Alguien lo traicionó
Rafael Acosta Arévalo pidió la baja en 2006, “porque no estaba de acuerdo con lo que estaba sucediendo”. Estaba residenciado en Colombia con su esposa e hijos; y decidió viajar a Venezuela, según dice su viuda, “para renovar los pasaportes y hacer otras diligencias. Había cumplido 50 años el 17 de junio y el 21 de ese mes fue detenido, sin orden judicial, en Guatire, estado Miranda.
-Él no tenía miedo -dice Walewska-. Decía que todos nacemos para morir. De hecho, mientras estuvo activo, le explotó una granada en la pierna y tuvo un accidente de buceo en la Base Naval de Turiamo, de donde lo sacaron inconsciente en helicóptero. Estaba acostumbrado al peligro. Y, de seguro, jamás pensó que un compañero podría traicionarlo. A él lo vendió un “amigo”, que lo envió a una muerte terrible por congraciarse con el régimen y obtener quién sabe qué…
Al preguntarle si ella estaba al tanto de las actividades conspirativas en las que Acosta Arévalo podría haber estado involucrado, ella asegura que jamás oyó nada que le hiciera pensar en eso. “De todas formas”, -dice Walewska-, “después de su asesinato, yo me aislé porque no quería perjudicar a nadie”.
Mami, yo vi la cara del asesino
Las últimas palabras de Acosta Arévalo en su agonía fue una sola: ‘Auxilio’. Lo habían secuestrado el 21 de junio y lo mantuvieron en la cámara de tortura durante una semana, al cabo de la cual fue trasladado por una comisión del DGCIM a la sede del tribunal militar para su audiencia de presentación. Era un guiñapo. Incapaz de tenerse en pie, lo llevaron en silla de ruedas. Mostraba signos de desorientación, sangre en las uñas, la nariz fracturada y escoriaciones en los brazos, que era lo que se le veía. Los funcionarios de la DGCIM no lo dejaron hablar en privado con sus abogados, otra crueldad innecesaria, puesto que el reo apenas si pudo rogarle ayuda a su representante legal. Al verlo en semejante estado, el juez le preguntó si había sido torturado, a lo que el capitán asintió con la cabeza, y ordenó que lo llevaran al hospital, donde murió en la madrugada del 29 de junio.
-Mi hijo está muy afectado. Perdió interés en los deportes, bajó las calificaciones escolares. Ya tiene 13 años. Me resulta imposible impedir que vea en Internet los detalles del secuestro y muerte de su padre. Hace poco me dijo que había soñado con su papá.
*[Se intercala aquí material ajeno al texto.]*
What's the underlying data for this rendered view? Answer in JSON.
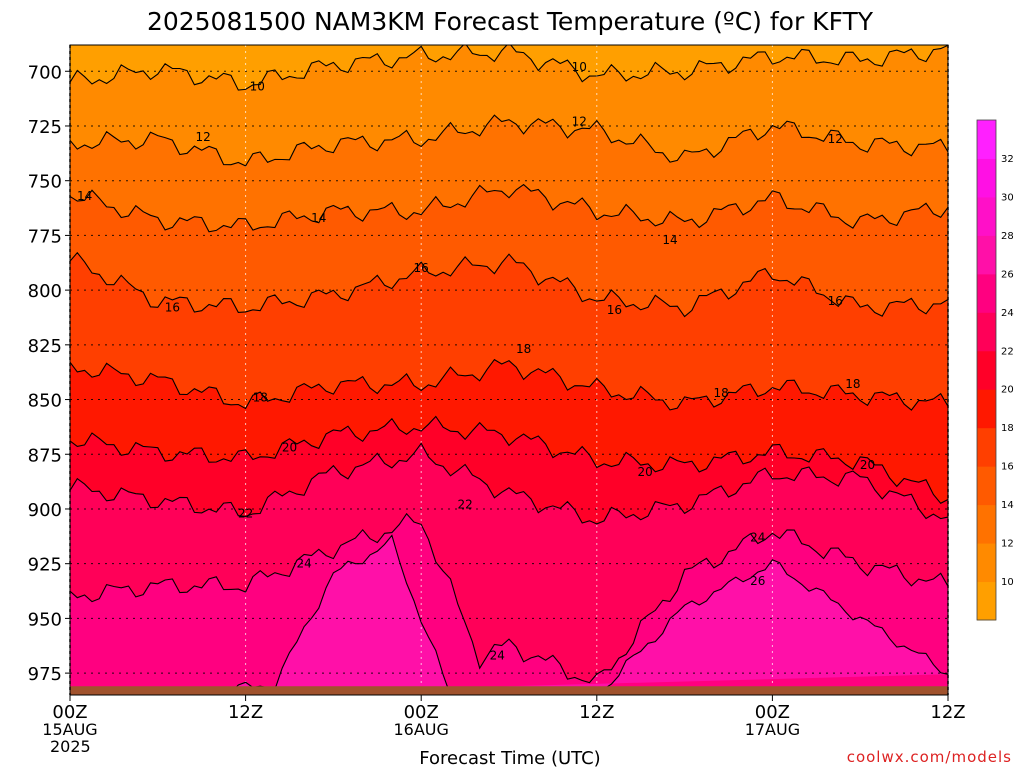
{
  "chart_data": {
    "type": "heatmap",
    "title": "2025081500 NAM3KM Forecast Temperature (ºC) for KFTY",
    "xlabel": "Forecast Time (UTC)",
    "credit": "coolwx.com/models",
    "x_ticks": [
      {
        "hour": 0,
        "line1": "00Z",
        "line2": "15AUG",
        "line3": "2025"
      },
      {
        "hour": 12,
        "line1": "12Z",
        "line2": "",
        "line3": ""
      },
      {
        "hour": 24,
        "line1": "00Z",
        "line2": "16AUG",
        "line3": ""
      },
      {
        "hour": 36,
        "line1": "12Z",
        "line2": "",
        "line3": ""
      },
      {
        "hour": 48,
        "line1": "00Z",
        "line2": "17AUG",
        "line3": ""
      },
      {
        "hour": 60,
        "line1": "12Z",
        "line2": "",
        "line3": ""
      }
    ],
    "xlim": [
      0,
      60
    ],
    "y_ticks": [
      700,
      725,
      750,
      775,
      800,
      825,
      850,
      875,
      900,
      925,
      950,
      975
    ],
    "ylim": [
      688,
      985
    ],
    "y_axis_note": "pressure (hPa), increasing downward",
    "surface_pressure_hPa": 981,
    "surface_color": "#a0522d",
    "grid": true,
    "colorbar": {
      "ticks": [
        10,
        12,
        14,
        16,
        18,
        20,
        22,
        24,
        26,
        28,
        30,
        32
      ],
      "range": [
        8,
        34
      ],
      "colors": [
        "#ff9f00",
        "#ff8a00",
        "#ff7200",
        "#ff5a00",
        "#ff3f00",
        "#ff1800",
        "#ff0028",
        "#ff0058",
        "#ff0080",
        "#ff10a8",
        "#ff10c8",
        "#ff10e4",
        "#ff20ff"
      ]
    },
    "contour_levels": [
      10,
      12,
      14,
      16,
      18,
      20,
      22,
      24,
      26
    ],
    "contours": [
      {
        "level": 10,
        "hours": [
          0,
          6,
          12,
          18,
          24,
          30,
          36,
          42,
          48,
          54,
          60
        ],
        "pressure": [
          705,
          699,
          706,
          697,
          693,
          691,
          702,
          700,
          693,
          695,
          690
        ]
      },
      {
        "level": 12,
        "hours": [
          0,
          6,
          12,
          18,
          24,
          30,
          36,
          42,
          48,
          54,
          60
        ],
        "pressure": [
          733,
          731,
          742,
          733,
          731,
          723,
          727,
          740,
          725,
          733,
          735
        ]
      },
      {
        "level": 14,
        "hours": [
          0,
          6,
          12,
          18,
          24,
          30,
          36,
          42,
          48,
          54,
          60
        ],
        "pressure": [
          756,
          768,
          771,
          764,
          764,
          753,
          764,
          769,
          758,
          769,
          762
        ]
      },
      {
        "level": 16,
        "hours": [
          0,
          6,
          12,
          18,
          24,
          30,
          36,
          42,
          48,
          54,
          60
        ],
        "pressure": [
          786,
          805,
          808,
          802,
          792,
          787,
          804,
          808,
          792,
          808,
          806
        ]
      },
      {
        "level": 18,
        "hours": [
          0,
          6,
          12,
          18,
          24,
          30,
          36,
          42,
          48,
          54,
          60
        ],
        "pressure": [
          835,
          841,
          852,
          843,
          843,
          834,
          845,
          852,
          844,
          848,
          852
        ]
      },
      {
        "level": 20,
        "hours": [
          0,
          6,
          12,
          18,
          24,
          30,
          36,
          42,
          48,
          54,
          60
        ],
        "pressure": [
          868,
          874,
          877,
          866,
          862,
          866,
          878,
          880,
          874,
          878,
          895
        ]
      },
      {
        "level": 22,
        "hours": [
          0,
          6,
          12,
          18,
          24,
          30,
          36,
          42,
          48,
          54,
          60
        ],
        "pressure": [
          890,
          896,
          902,
          883,
          875,
          893,
          905,
          898,
          884,
          886,
          905
        ]
      },
      {
        "level": 24,
        "hours": [
          0,
          6,
          12,
          18,
          24,
          28,
          30,
          36,
          42,
          48,
          54,
          60
        ],
        "pressure": [
          940,
          935,
          935,
          918,
          905,
          968,
          962,
          980,
          930,
          910,
          925,
          935
        ]
      },
      {
        "level": 26,
        "hours": [
          8,
          14,
          18,
          22,
          26,
          36,
          42,
          48,
          54,
          60
        ],
        "pressure": [
          985,
          980,
          930,
          915,
          985,
          985,
          945,
          925,
          950,
          975
        ]
      }
    ],
    "contour_labels": [
      {
        "text": "10",
        "hour": 12.8,
        "pressure": 707
      },
      {
        "text": "10",
        "hour": 34.8,
        "pressure": 698
      },
      {
        "text": "12",
        "hour": 9.1,
        "pressure": 730
      },
      {
        "text": "12",
        "hour": 34.8,
        "pressure": 723
      },
      {
        "text": "12",
        "hour": 52.3,
        "pressure": 731
      },
      {
        "text": "14",
        "hour": 1.0,
        "pressure": 757
      },
      {
        "text": "14",
        "hour": 17.0,
        "pressure": 767
      },
      {
        "text": "14",
        "hour": 41.0,
        "pressure": 777
      },
      {
        "text": "16",
        "hour": 7.0,
        "pressure": 808
      },
      {
        "text": "16",
        "hour": 24.0,
        "pressure": 790
      },
      {
        "text": "16",
        "hour": 37.2,
        "pressure": 809
      },
      {
        "text": "16",
        "hour": 52.3,
        "pressure": 805
      },
      {
        "text": "18",
        "hour": 13.0,
        "pressure": 849
      },
      {
        "text": "18",
        "hour": 31.0,
        "pressure": 827
      },
      {
        "text": "18",
        "hour": 44.5,
        "pressure": 847
      },
      {
        "text": "18",
        "hour": 53.5,
        "pressure": 843
      },
      {
        "text": "20",
        "hour": 15.0,
        "pressure": 872
      },
      {
        "text": "20",
        "hour": 39.3,
        "pressure": 883
      },
      {
        "text": "20",
        "hour": 54.5,
        "pressure": 880
      },
      {
        "text": "22",
        "hour": 12.0,
        "pressure": 902
      },
      {
        "text": "22",
        "hour": 27.0,
        "pressure": 898
      },
      {
        "text": "24",
        "hour": 16.0,
        "pressure": 925
      },
      {
        "text": "24",
        "hour": 29.2,
        "pressure": 967
      },
      {
        "text": "24",
        "hour": 47.0,
        "pressure": 913
      },
      {
        "text": "26",
        "hour": 47.0,
        "pressure": 933
      }
    ]
  }
}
Que lo tenían amarrado en una silla y lo estaban electrocutando; que, aunque tenía la boca tapada, se oían sus gritos. “Mamá”, me dijo, “yo le vi la cara a quienes lo estaban torturando. Estaban vestidos de militar. Vamos a meternos en Internet para enseñarte quién lo mató, porque yo tengo su cara aquí, en mi cabeza”.
La viuda llora su congoja y la de la familia. “Mis suegros se deprimieron muchísimo. A mis padres los han estado intimidando. Mi hijo pequeño pregunta mucho por su papá. Pregunta que si su papá no le ha enviado un mensaje de voz, “porque él se llevó su teléfono”. Rezo para que nunca se le olvide la cara de su papá, la voz”.
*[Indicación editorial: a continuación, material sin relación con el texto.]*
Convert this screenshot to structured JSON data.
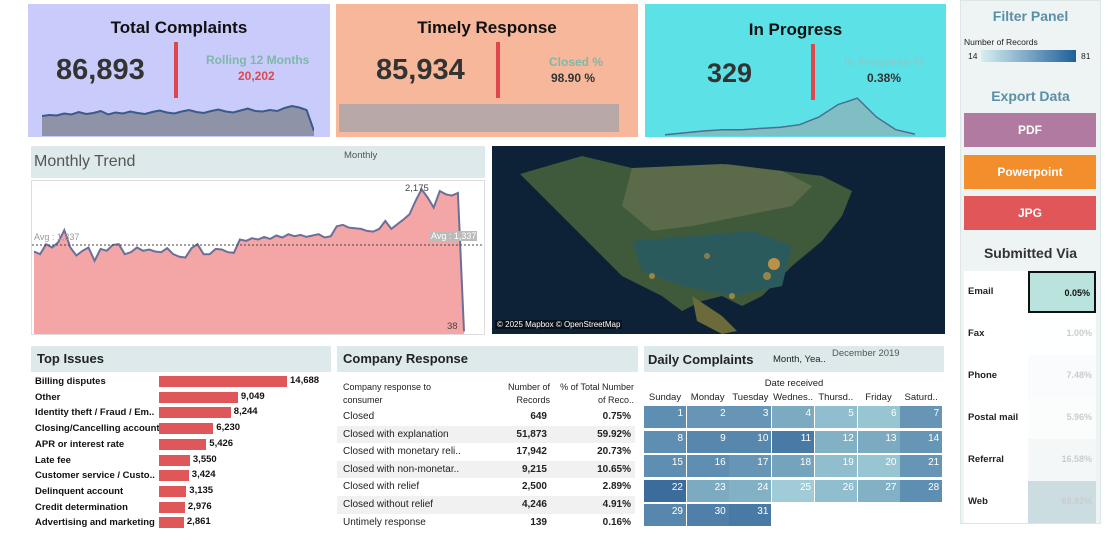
{
  "kpis": {
    "total": {
      "title": "Total Complaints",
      "value": "86,893",
      "sub_label": "Rolling 12 Months",
      "sub_value": "20,202",
      "spark": [
        40,
        42,
        41,
        45,
        43,
        48,
        44,
        46,
        50,
        43,
        47,
        45,
        49,
        46,
        44,
        48,
        51,
        47,
        45,
        49,
        52,
        48,
        46,
        50,
        53,
        49,
        47,
        51,
        55,
        50,
        49,
        52,
        50,
        56,
        60,
        57,
        52,
        10
      ]
    },
    "timely": {
      "title": "Timely Response",
      "value": "85,934",
      "sub_label": "Closed %",
      "sub_value": "98.90 %"
    },
    "progress": {
      "title": "In Progress",
      "value": "329",
      "sub_label": "In Progress %",
      "sub_value": "0.38%",
      "spark": [
        2,
        5,
        8,
        10,
        10,
        12,
        14,
        18,
        30,
        50,
        60,
        30,
        10,
        3
      ]
    }
  },
  "monthly": {
    "title": "Monthly Trend",
    "toggle": "Monthly",
    "avg_label_left": "Avg : 1,337",
    "avg_label_right": "Avg : 1,337",
    "max_label": "2,175",
    "min_label": "38"
  },
  "map": {
    "credit": "© 2025 Mapbox © OpenStreetMap"
  },
  "chart_data": [
    {
      "type": "area",
      "title": "Monthly Trend",
      "avg": 1337,
      "ylim": [
        0,
        2300
      ],
      "values": [
        1240,
        1200,
        1350,
        1300,
        1380,
        1560,
        1300,
        1180,
        1250,
        1300,
        1100,
        1280,
        1250,
        1340,
        1350,
        1200,
        1230,
        1300,
        1250,
        1270,
        1240,
        1230,
        1290,
        1200,
        1160,
        1150,
        1290,
        1350,
        1200,
        1200,
        1280,
        1270,
        1230,
        1220,
        1420,
        1400,
        1440,
        1420,
        1460,
        1430,
        1480,
        1450,
        1500,
        1470,
        1490,
        1460,
        1480,
        1500,
        1450,
        1470,
        1620,
        1640,
        1600,
        1590,
        1580,
        1550,
        1540,
        1580,
        1700,
        1580,
        1650,
        1720,
        1800,
        2000,
        2175,
        2050,
        1900,
        2150,
        2100,
        2080,
        2120,
        38
      ]
    },
    {
      "type": "bar",
      "title": "Top Issues",
      "categories": [
        "Billing disputes",
        "Other",
        "Identity theft / Fraud / Em..",
        "Closing/Cancelling account",
        "APR or interest rate",
        "Late fee",
        "Customer service / Custo..",
        "Delinquent account",
        "Credit determination",
        "Advertising and marketing"
      ],
      "values": [
        14688,
        9049,
        8244,
        6230,
        5426,
        3550,
        3424,
        3135,
        2976,
        2861
      ],
      "labels": [
        "14,688",
        "9,049",
        "8,244",
        "6,230",
        "5,426",
        "3,550",
        "3,424",
        "3,135",
        "2,976",
        "2,861"
      ]
    },
    {
      "type": "table",
      "title": "Company Response",
      "headers": [
        "Company response to consumer",
        "Number of Records",
        "% of Total Number of Reco.."
      ],
      "rows": [
        [
          "Closed",
          "649",
          "0.75%"
        ],
        [
          "Closed with explanation",
          "51,873",
          "59.92%"
        ],
        [
          "Closed with monetary reli..",
          "17,942",
          "20.73%"
        ],
        [
          "Closed with non-monetar..",
          "9,215",
          "10.65%"
        ],
        [
          "Closed with relief",
          "2,500",
          "2.89%"
        ],
        [
          "Closed without relief",
          "4,246",
          "4.91%"
        ],
        [
          "Untimely response",
          "139",
          "0.16%"
        ]
      ]
    },
    {
      "type": "heatmap",
      "title": "Daily Complaints",
      "filter": "Month, Yea..",
      "period": "December 2019",
      "axis_title": "Date received",
      "days": [
        "Sunday",
        "Monday",
        "Tuesday",
        "Wednes..",
        "Thursd..",
        "Friday",
        "Saturd.."
      ],
      "weeks": [
        [
          "1",
          "2",
          "3",
          "4",
          "5",
          "6",
          "7"
        ],
        [
          "8",
          "9",
          "10",
          "11",
          "12",
          "13",
          "14"
        ],
        [
          "15",
          "16",
          "17",
          "18",
          "19",
          "20",
          "21"
        ],
        [
          "22",
          "23",
          "24",
          "25",
          "26",
          "27",
          "28"
        ],
        [
          "29",
          "30",
          "31",
          "",
          "",
          "",
          ""
        ]
      ],
      "intensity": [
        [
          0.55,
          0.5,
          0.5,
          0.35,
          0.2,
          0.15,
          0.5
        ],
        [
          0.55,
          0.6,
          0.6,
          0.7,
          0.3,
          0.35,
          0.5
        ],
        [
          0.55,
          0.55,
          0.5,
          0.4,
          0.2,
          0.15,
          0.5
        ],
        [
          0.8,
          0.35,
          0.3,
          0.1,
          0.2,
          0.3,
          0.55
        ],
        [
          0.6,
          0.65,
          0.7,
          null,
          null,
          null,
          null
        ]
      ]
    }
  ],
  "filter": {
    "title": "Filter Panel",
    "legend_label": "Number of Records",
    "min": "14",
    "max": "81"
  },
  "export": {
    "title": "Export Data",
    "pdf": "PDF",
    "ppt": "Powerpoint",
    "jpg": "JPG"
  },
  "submitted": {
    "title": "Submitted Via",
    "rows": [
      {
        "label": "Email",
        "value": "0.05%"
      },
      {
        "label": "Fax",
        "value": "1.00%"
      },
      {
        "label": "Phone",
        "value": "7.48%"
      },
      {
        "label": "Postal mail",
        "value": "5.96%"
      },
      {
        "label": "Referral",
        "value": "16.58%"
      },
      {
        "label": "Web",
        "value": "68.92%"
      }
    ]
  },
  "colors": {
    "kpi1": "#c9cbfb",
    "kpi2": "#f6b79b",
    "kpi3": "#5ce1e6",
    "bar": "#e0575a",
    "pdf": "#b07aa1",
    "ppt": "#f28e2b",
    "jpg": "#e15759"
  }
}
-Yo sé que nada me lo va a devolver, pero es muy importante para mí que se haga justicia. La burla, la impunidad, me han llevado a la desesperación. La señora Bachelet estaba en Caracas cuando a él lo mataron, por qué no lo impidió… A veces pienso que a nadie le importa lo que estamos padeciendo los venezolanos. Pero, ni siquiera en mis momentos de mayor rabia, le he reprochado por qué se fue a Venezuela, por qué marchó a la muerte. Todos cometemos errores. Cómo voy a pelear, ni siquiera en mi mente, con un hombre tan generoso.